I talk a lot about disruption and disruptive innovation. Often it is hard to tell the difference between them. To my mind there are three types of innovation that businesses commonly use.
The three types
All three types of innovation are important for the profitability of a company. I try to draw out what sort of innovation to use in different situations.
Efficiency innovation
Efficiency innovation is all about making processes and systems work better so that value is delivered in the best way possible. This often means replacing people with machines.
Sustaining innovation
Sustaining innovation is all about extending the life of a product or service. A company achieves sustaining innovation by adding features to make the product or service more valuable to the consumer. This is done so that more are sold, it performs better in a competitive market or it can be sold for a higher cost.
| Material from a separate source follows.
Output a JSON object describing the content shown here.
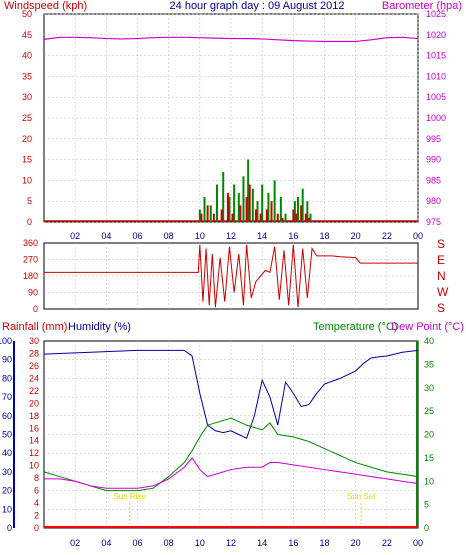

It is important to innovate in order to maintain growth for a company. Many companies focus on efficiency innovation because this helps profitability in the short term. Sustaining innovation is also common as it helps to maintain market share. The problem is that both of these are temporary fixes: there is a limit to efficiency. There should be a limit to new features.
Disruptive innovation
Disruptive innovation looks to create value to a different set of customers, or non-customers. Sometimes it comes from combining existing products and services in new ways to create new markets. These can be radically different and set the company on a different path, but this is not always the case. The thing that excites me is that technology today is making disruptive innovation much easier and cheaper to achieve than ever before.
I have developed the concept of Vectors of Disruption to help companies combine technology in tried and proven ways. Using Vectors of Disruption you can power all three types of innovation.
The big win is in creating market disruption. Creating a new market that did not exist before or radically changing a market. This is not new. it has always existed. In order to do it you have to focus on disruptive innovation.